What is Alzheimer’s disease?
Alzheimer’s disease is a growing form of dementia. Dementia is a broader term for conditions caused by brain injuries or diseases that impares memory, thinking, and other mental functions. These changes interfere with daily living.
According to the Alzheimer’s Association, Alzheimer’s disease accounts for 60 to 80 percent of dementia cases. Most people with the disease diagnosed after the age of 65. If it’s diagnosed before then, it’s generally referred as early onset of Alzheimer’s disease.
There’s no permanent cure for Alzheimer’s, but there are treatments that can slow down the progression of the disease. Learn more about the basics of Alzheimer’s disease.
Although many people know about Alzheimer’s disease, some aren’t sure exactly what it is. Here are some facts about this condition:
- Alzheimer’s disease is a chronic ongoing condition.

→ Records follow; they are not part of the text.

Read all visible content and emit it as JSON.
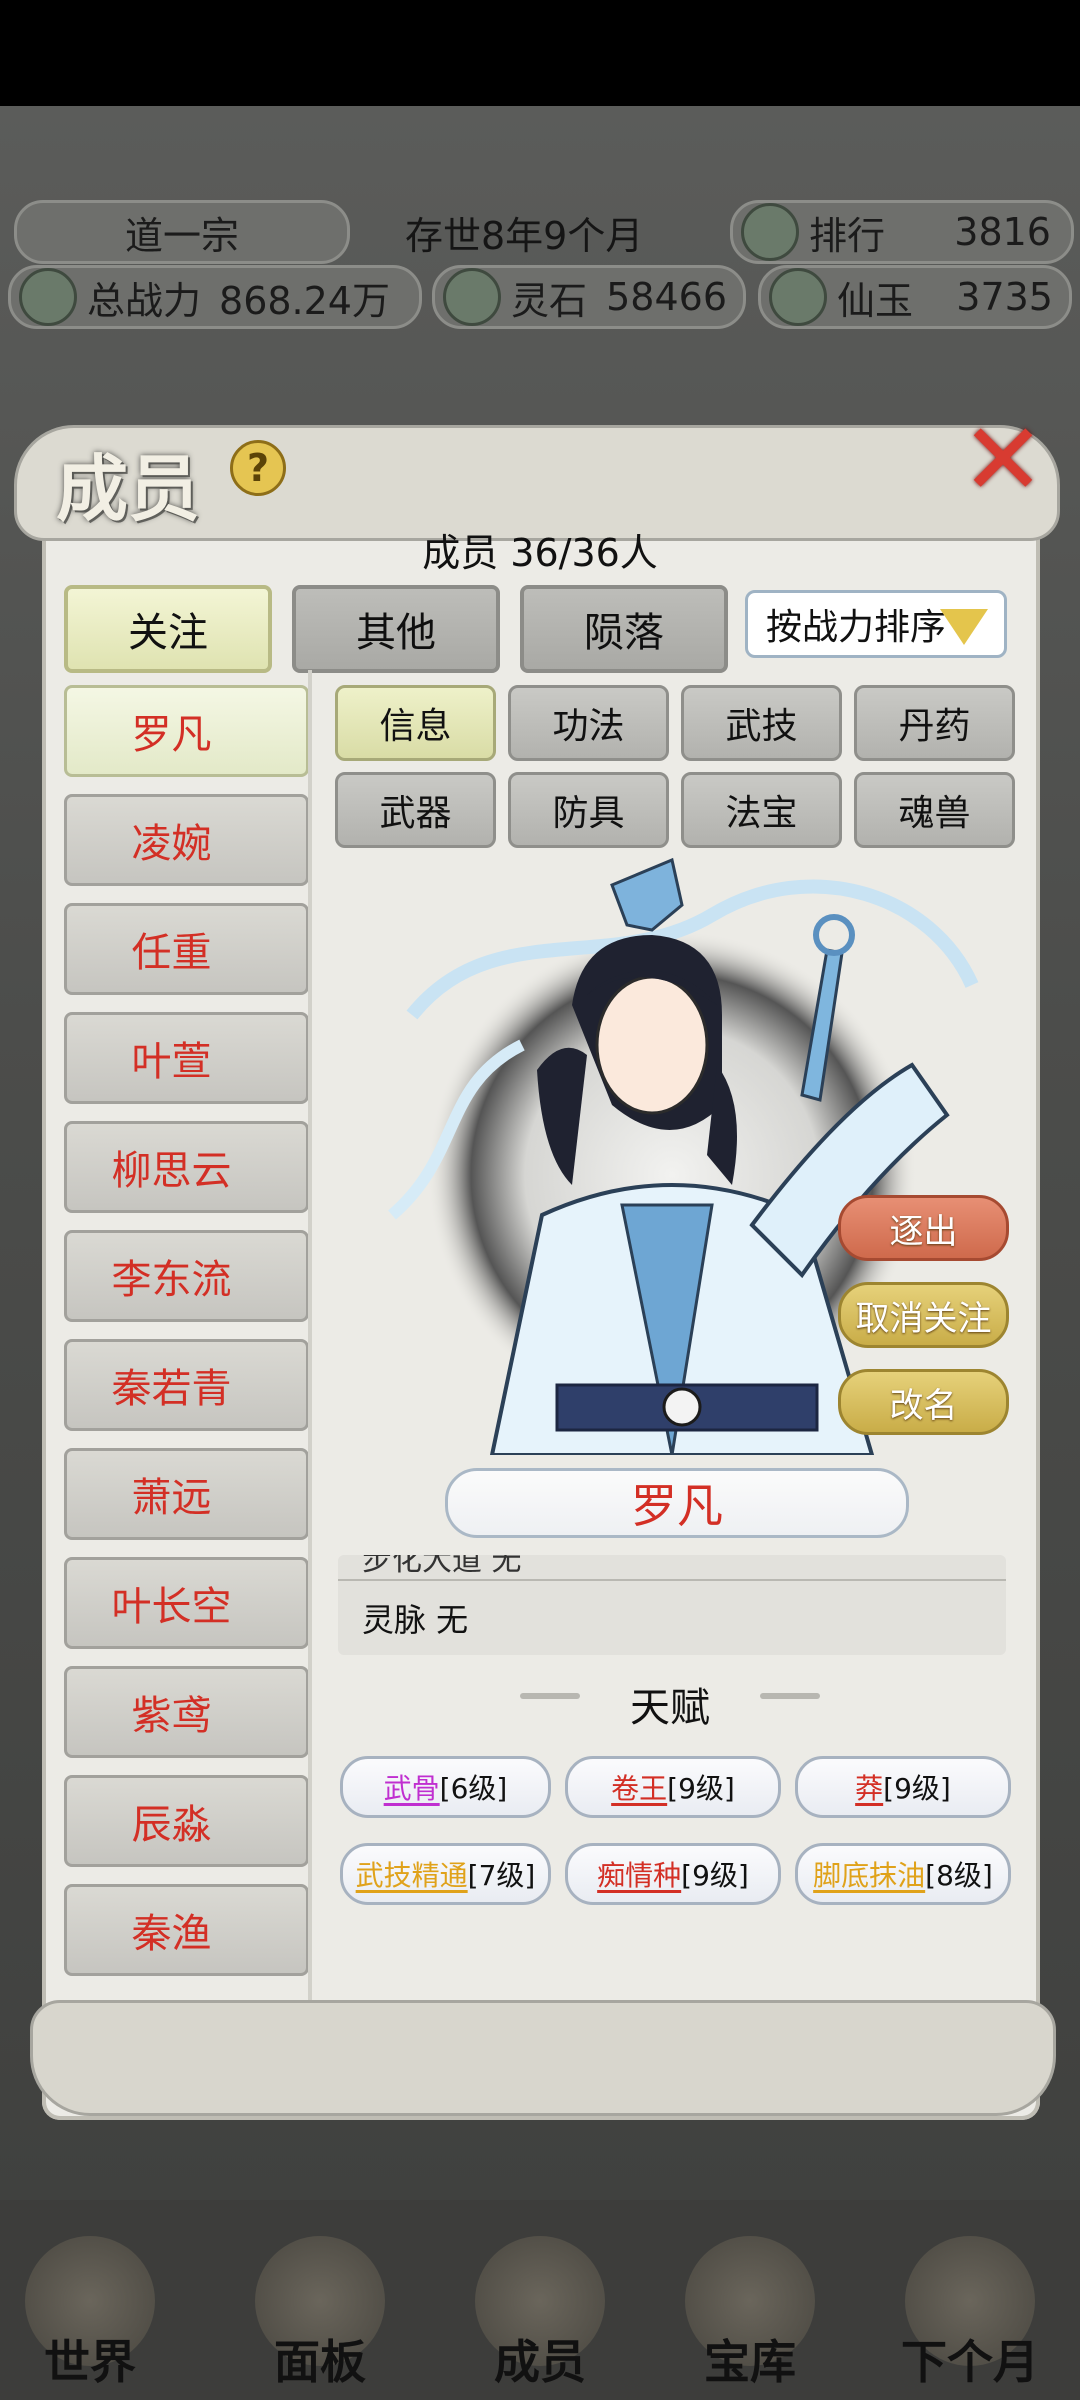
{
  "hud": {
    "sect_name": "道一宗",
    "age": "存世8年9个月",
    "rank_label": "排行",
    "rank_value": "3816",
    "power_label": "总战力",
    "power_value": "868.24万",
    "stone_label": "灵石",
    "stone_value": "58466",
    "jade_label": "仙玉",
    "jade_value": "3735"
  },
  "panel": {
    "title": "成员",
    "help": "?",
    "close": "✕",
    "member_count": "成员  36/36人",
    "tabs": [
      "关注",
      "其他",
      "陨落"
    ],
    "sort_label": "按战力排序"
  },
  "members": [
    "罗凡",
    "凌婉",
    "任重",
    "叶萱",
    "柳思云",
    "李东流",
    "秦若青",
    "萧远",
    "叶长空",
    "紫鸢",
    "辰淼",
    "秦渔"
  ],
  "subtabs": [
    "信息",
    "功法",
    "武技",
    "丹药",
    "武器",
    "防具",
    "法宝",
    "魂兽"
  ],
  "actions": {
    "expel": "逐出",
    "unfollow": "取消关注",
    "rename": "改名"
  },
  "selected": {
    "name": "罗凡",
    "info_cut": "步化大道 无",
    "spirit_vein": "灵脉  无"
  },
  "talents_title": "天赋",
  "talents": [
    {
      "name": "武骨",
      "level": "[6级]",
      "color": "#c02fd0"
    },
    {
      "name": "卷王",
      "level": "[9级]",
      "color": "#d32f25"
    },
    {
      "name": "莽",
      "level": "[9级]",
      "color": "#d32f25"
    },
    {
      "name": "武技精通",
      "level": "[7级]",
      "color": "#e0a21a"
    },
    {
      "name": "痴情种",
      "level": "[9级]",
      "color": "#d32f25"
    },
    {
      "name": "脚底抹油",
      "level": "[8级]",
      "color": "#e0a21a"
    }
  ],
  "nav": [
    "世界",
    "面板",
    "成员",
    "宝库",
    "下个月"
  ],
  "colors": {
    "accent_red": "#d32f25",
    "panel_bg": "#ecebe6"
  }
}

- Its symptoms arrives gradually and the effects on the brain are degenerative, meaning they lead to slow decline.
- There’s no cure for Alzheimer’s but treatment can help to slow down the progression of the disease and may inhance the quality of life.

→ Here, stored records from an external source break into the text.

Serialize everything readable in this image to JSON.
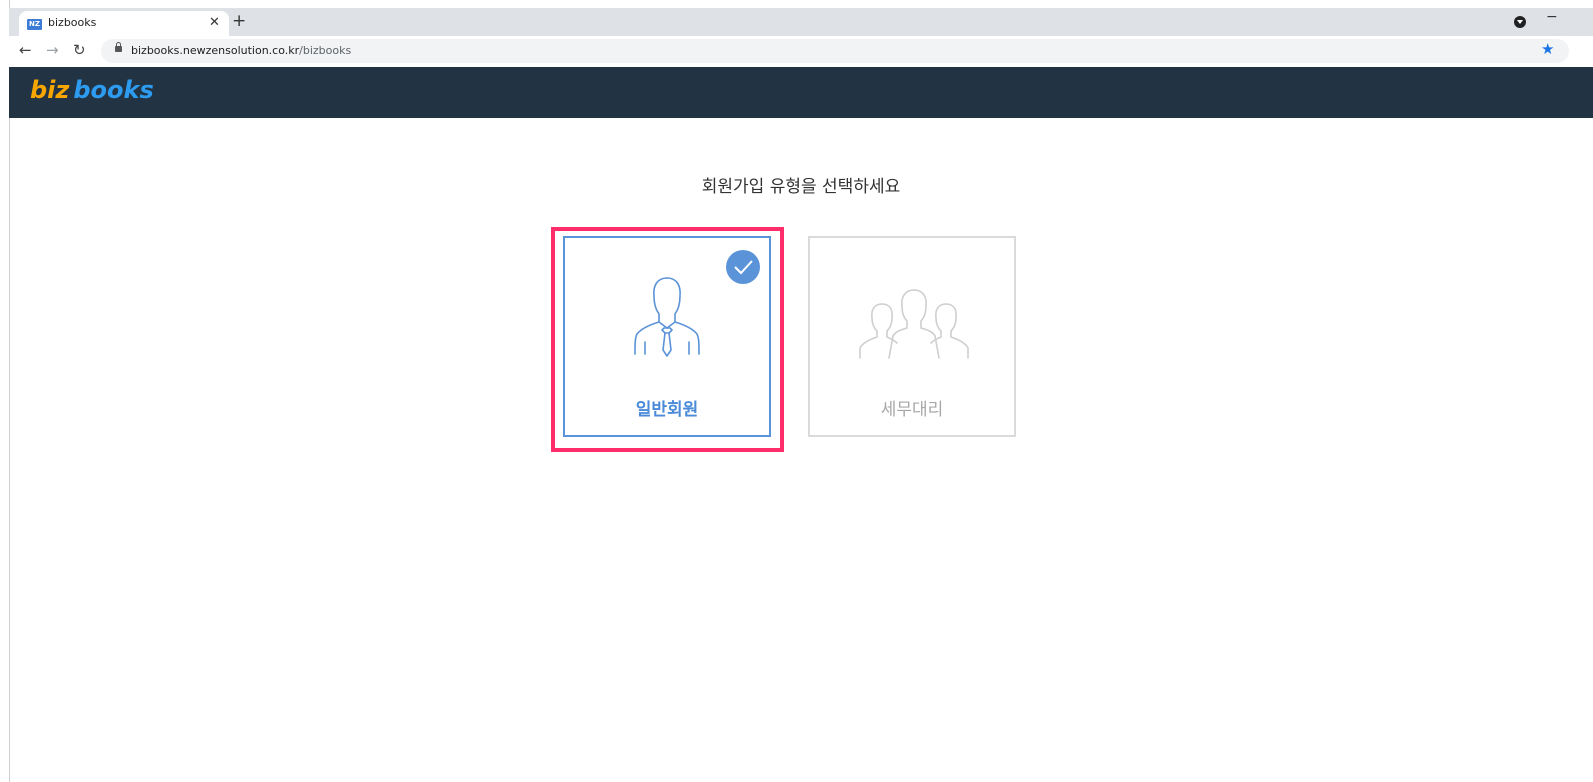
{
  "browser": {
    "tab_title": "bizbooks",
    "favicon_text": "NZ",
    "url_host": "bizbooks.newzensolution.co.kr",
    "url_path": "/bizbooks"
  },
  "header": {
    "logo_biz": "biz",
    "logo_books": "books"
  },
  "main": {
    "heading": "회원가입 유형을 선택하세요",
    "cards": [
      {
        "label": "일반회원",
        "selected": true,
        "icon": "person-tie-icon"
      },
      {
        "label": "세무대리",
        "selected": false,
        "icon": "group-icon"
      }
    ]
  },
  "colors": {
    "header_bg": "#223343",
    "selected_accent": "#5b93d8",
    "highlight_border": "#ff2d6a"
  }
}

- Anyone can suffer from Alzheimer’s disease but certain people are at higher risk for it. This includes people over 65 years of age and those with a family history of this disease.
- Alzheimer’s and dementia are not same. Alzheimer’s disease is a type of dementia.
- There’s no single expected outcome for people with Alzheimer’s. Some people live longer longer with mild cognitive damage, while others experience a faster onset of symptoms and disease progression.
Each person have different journey with Alzheimer’s disease. Find out more details about how Alzheimer’s can affect people.
Dementia vs. Alzheimer’s
The terms “dementia” and “Alzheimer’s” are sometimes used interchangeably. But these two conditions aren’t the same. Alzheimer’s is a type of dementia.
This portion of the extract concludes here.